Ich wollte einerseits genug sein. Mein weg war nur der „Falsche“, ich habe geglaubt, ich müsse etwas tun, um genug zu sein.
Dabei war ich schon immer genug. Doch es gab Menschen, die mir, vielleicht ohne es zu wissen, suggeriert haben, ich sei es nicht.
Und danach war „ich“ es vielleicht ab und zu, aber es fühlte sich für mich nie so an, denn was ich war, war nur ein Teil von mir, nur das Sonnenkind. Nur der Teil der stark, lustig und fröhlich war. Aber der Rest war es eben nicht.
Nähe erfordert sich anzupassen.
Ein zu großes Bedürfnis nach Nähe bedeutet die Bereitschaft zu haben, sich gänzlich aufzuopfern und zu verlieren, nur um geliebt zu werden. Und das tat ich. Unzählige Male. Ich hielt es nie wirklich durch.
Einerseits gab es ja nichts, was ich hätte verlieren können, denn wer war ich schon? Andererseits, war meine Sehnsucht danach geliebt zu werden so groß, dass ich den Preis vermutlich gezahlt hätte, auch wenn ich ihn gekannt hätte.

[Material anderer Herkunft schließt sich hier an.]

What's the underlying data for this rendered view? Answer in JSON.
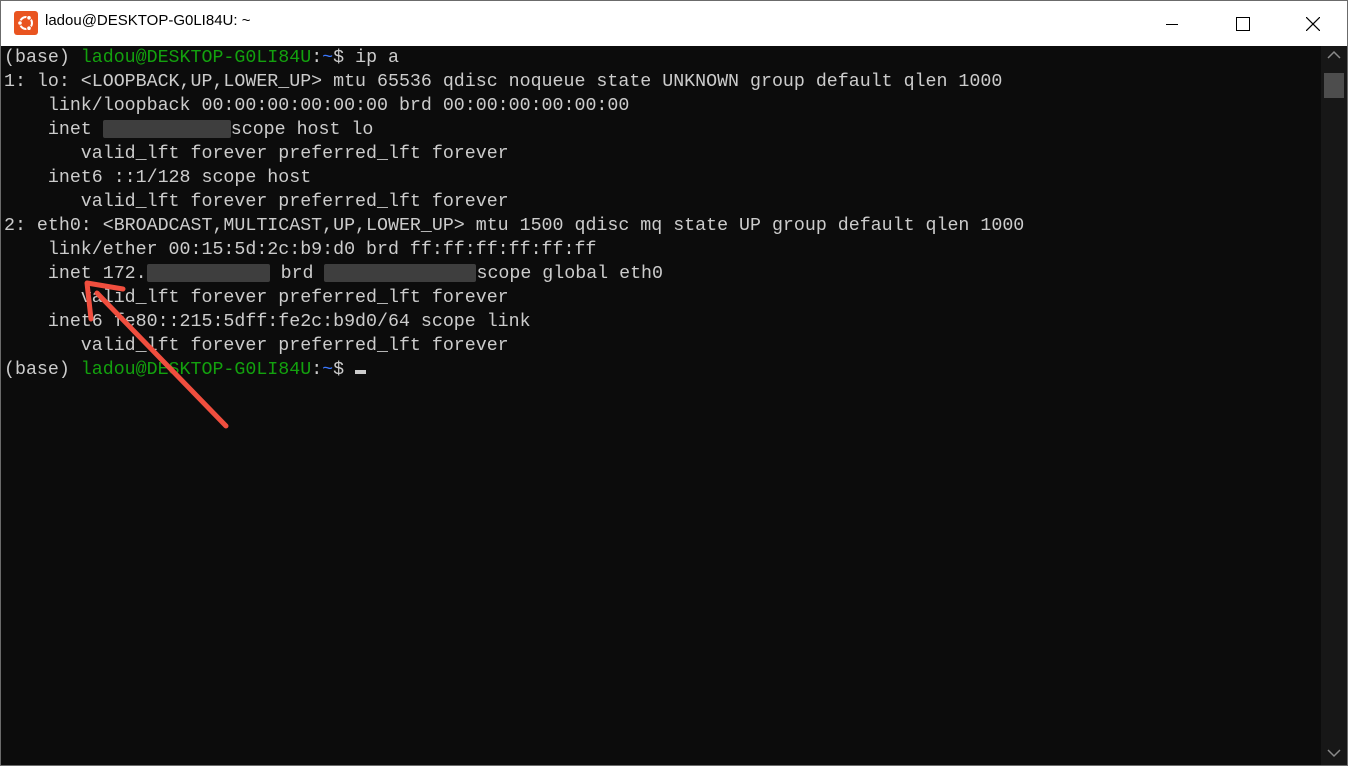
{
  "window": {
    "title": "ladou@DESKTOP-G0LI84U: ~"
  },
  "colors": {
    "prompt_green": "#13a10e",
    "path_blue": "#3b78ff",
    "terminal_bg": "#0c0c0c",
    "terminal_fg": "#cccccc",
    "annotation_red": "#f04e3e"
  },
  "icons": {
    "app": "ubuntu-icon",
    "min": "minimize-icon",
    "max": "maximize-icon",
    "close": "close-icon",
    "scroll_up": "scroll-up-arrow-icon",
    "scroll_down": "scroll-down-arrow-icon",
    "annotation": "red-arrow-icon"
  },
  "prompt": {
    "env": "(base) ",
    "user_host": "ladou@DESKTOP-G0LI84U",
    "colon": ":",
    "path": "~",
    "symbol": "$ "
  },
  "command": "ip a",
  "output": {
    "l1": "1: lo: <LOOPBACK,UP,LOWER_UP> mtu 65536 qdisc noqueue state UNKNOWN group default qlen 1000",
    "l2": "    link/loopback 00:00:00:00:00:00 brd 00:00:00:00:00:00",
    "l3_a": "    inet ",
    "l3_b": "scope host lo",
    "l4": "       valid_lft forever preferred_lft forever",
    "l5": "    inet6 ::1/128 scope host",
    "l6": "       valid_lft forever preferred_lft forever",
    "l7": "2: eth0: <BROADCAST,MULTICAST,UP,LOWER_UP> mtu 1500 qdisc mq state UP group default qlen 1000",
    "l8": "    link/ether 00:15:5d:2c:b9:d0 brd ff:ff:ff:ff:ff:ff",
    "l9_a": "    inet 172.",
    "l9_b": " brd ",
    "l9_c": "scope global eth0",
    "l10": "       valid_lft forever preferred_lft forever",
    "l11": "    inet6 fe80::215:5dff:fe2c:b9d0/64 scope link",
    "l12": "       valid_lft forever preferred_lft forever"
  }
}
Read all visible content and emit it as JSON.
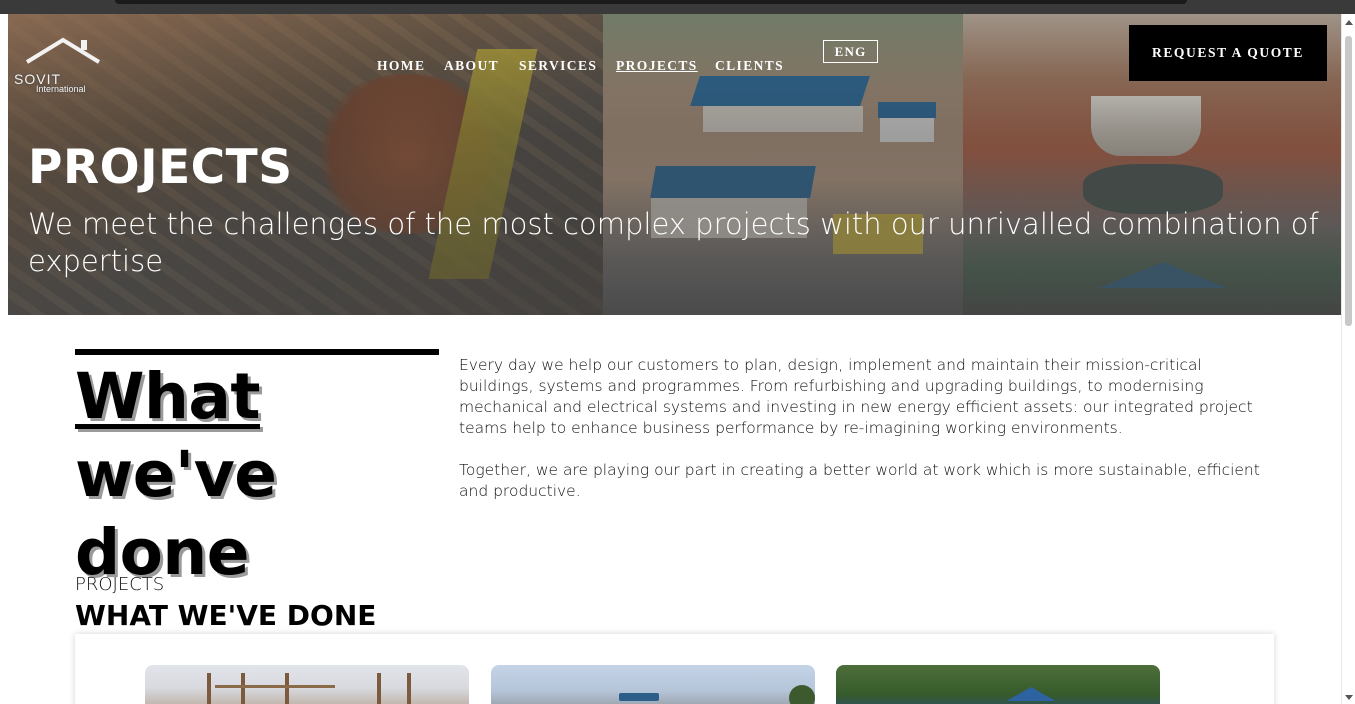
{
  "brand": {
    "name": "SOVIT",
    "subtitle": "International"
  },
  "nav": {
    "items": [
      {
        "label": "HOME",
        "active": false
      },
      {
        "label": "ABOUT",
        "active": false
      },
      {
        "label": "SERVICES",
        "active": false
      },
      {
        "label": "PROJECTS",
        "active": true
      },
      {
        "label": "CLIENTS",
        "active": false
      }
    ],
    "language": "ENG",
    "cta_label": "REQUEST A QUOTE"
  },
  "hero": {
    "title": "PROJECTS",
    "subtitle": "We meet the challenges of the most complex projects with our unrivalled combination of expertise"
  },
  "intro": {
    "heading_part1": "What",
    "heading_part2": " we've done",
    "paragraphs": [
      "Every day we help our customers to plan, design, implement and maintain their mission-critical buildings, systems and programmes. From refurbishing and upgrading buildings, to modernising mechanical and electrical systems and investing in new energy efficient assets: our integrated project teams help to enhance business performance by re-imagining working environments.",
      "Together, we are playing our part in creating a better world at work which is more sustainable, efficient and productive."
    ]
  },
  "projects_section": {
    "eyebrow": "PROJECTS",
    "title": "WHAT WE'VE DONE"
  },
  "colors": {
    "cta_background": "#000000",
    "nav_text": "#ffffff",
    "roof_blue": "#2e6c9c"
  }
}
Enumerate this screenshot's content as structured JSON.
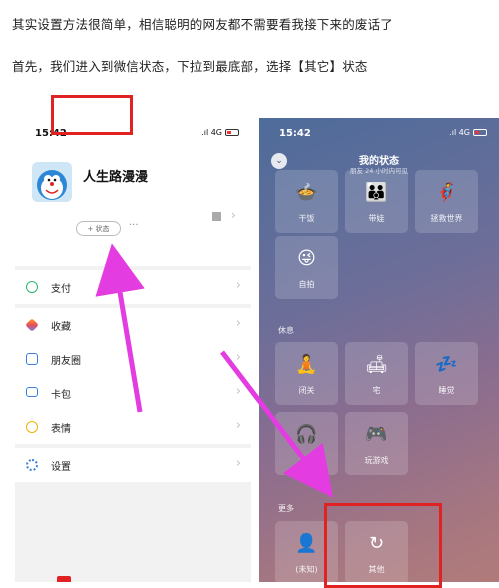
{
  "article": {
    "line1": "其实设置方法很简单，相信聪明的网友都不需要看我接下来的废话了",
    "line2": "首先，我们进入到微信状态，下拉到最底部，选择【其它】状态"
  },
  "left_phone": {
    "time": "15:42",
    "network": ".ıl 4G",
    "profile_name": "人生路漫漫",
    "status_button": "+ 状态",
    "more_dots": "···",
    "menu": [
      {
        "label": "支付",
        "icon": "pay-icon"
      },
      {
        "label": "收藏",
        "icon": "favorites-icon"
      },
      {
        "label": "朋友圈",
        "icon": "moments-icon"
      },
      {
        "label": "卡包",
        "icon": "cards-icon"
      },
      {
        "label": "表情",
        "icon": "sticker-icon"
      },
      {
        "label": "设置",
        "icon": "gear-icon"
      }
    ],
    "colors": {
      "highlight": "#e02222",
      "arrow": "#e33ce0"
    }
  },
  "right_phone": {
    "time": "15:42",
    "network": ".ıl 4G",
    "title": "我的状态",
    "subtitle": "朋友 24 小时内可见",
    "tiles_top": [
      {
        "label": "干饭",
        "icon": "bowl-icon"
      },
      {
        "label": "带娃",
        "icon": "parent-child-icon"
      },
      {
        "label": "拯救世界",
        "icon": "hero-icon"
      },
      {
        "label": "自拍",
        "icon": "selfie-icon"
      }
    ],
    "section_rest": "休息",
    "tiles_rest": [
      {
        "label": "闭关",
        "icon": "meditate-icon"
      },
      {
        "label": "宅",
        "icon": "lying-icon"
      },
      {
        "label": "睡觉",
        "icon": "sleep-icon"
      },
      {
        "label": "发呆",
        "icon": "daze-icon"
      },
      {
        "label": "玩游戏",
        "icon": "game-icon"
      }
    ],
    "section_more": "更多",
    "tiles_more": [
      {
        "label": "(未知)",
        "icon": "person-icon"
      },
      {
        "label": "其他",
        "icon": "refresh-icon"
      }
    ]
  }
}
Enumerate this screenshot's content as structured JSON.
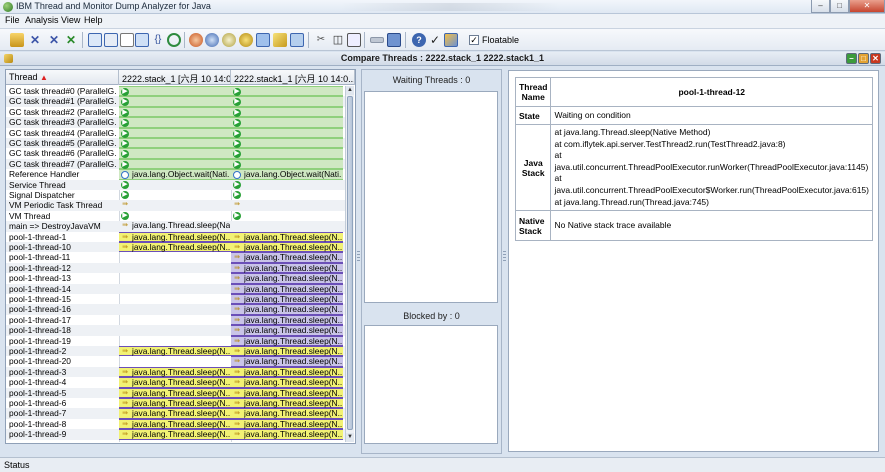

Der Wunsch nach Nähe - Die Angst vor dem Allein sein
Menschen die ein sehr ausgeprägtes Bedürfnis nach Nähe haben und somit Angst vor Autonomie, haben eher die Erfahrung gemacht, dass es nicht genug Sicherheit gab. Sie haben vielleicht zur Mama geschaut, als sie die Rutsche hochklettern wollten, aber Mama hat nicht reagiert, vielleicht haben sie es dennoch gemacht und sind runtergefallen oder aber sie haben es gar nicht erst versucht. Sie durften seltener ihren Willen durchsetzen. Sie durften kaum Emotionen zeigen. Ihnen wurde das Gefühl gegeben, dass sie anstrengend und nicht liebenswert sind, wenn sie sich nicht anpassen. Sie sind oft gescheitert, fühlten sich nie sicher genug, zu sein, etwas zu verändern und Neues auszuprobieren. Sie haben gelernt, dass ihre Bedürfnisse unerwünscht sind und sie sich anpassen müssen um geliebt zu werden und die Sicherheit und Bindung zu erfahren, die sie brauch(t)en. Die Beziehung zu den Eltern war unberechenbar, mal wurden sie für ihr Verhalten gelobt und mal erfuhren sie durch das gleiche Verhalten Ablehnung. Daher waren Sie immer auf der Hut und haben versucht die Bedürfnisse der Eltern zu lesen und sich nach den Eltern oder Bezugspersonen zu richten. Sie wollten gefallen. Die Anerkennung die es gab, wurde ihnen genauso schnell entzogen. Diese Menschen werden oft mit einem Fass ohne Boden bezeichnet, die Liebe und Anerkennung die sie bekommen scheint nie zu reichen. Sie neigen auch als Erwachsene dazu, es allen Recht machen zu wollen, das bedeutet, sie versuchen die Bedürfnisse anderer zu verstehen und zu erfüllen, noch bevor diese ausgesprochen wurden. Hierdurch entwicklen sie ein Verständnis von Liebe, das besagt, dass der Andere meine Erwartungen erfüllen muss, ohne dass ich diese zur Verfügung stelle. Ihnen fällt es schwer um Hilfe zu bitten, weil sie Gefahr laufen, dann abgelehnt zu werden, gleichzeitig helfen sie anderen und sind traurig darüber, dass niemand ihre Not sieht, die sie ja leider auch nicht zeigen dürfen, weil sie dann als anstrengend gelten.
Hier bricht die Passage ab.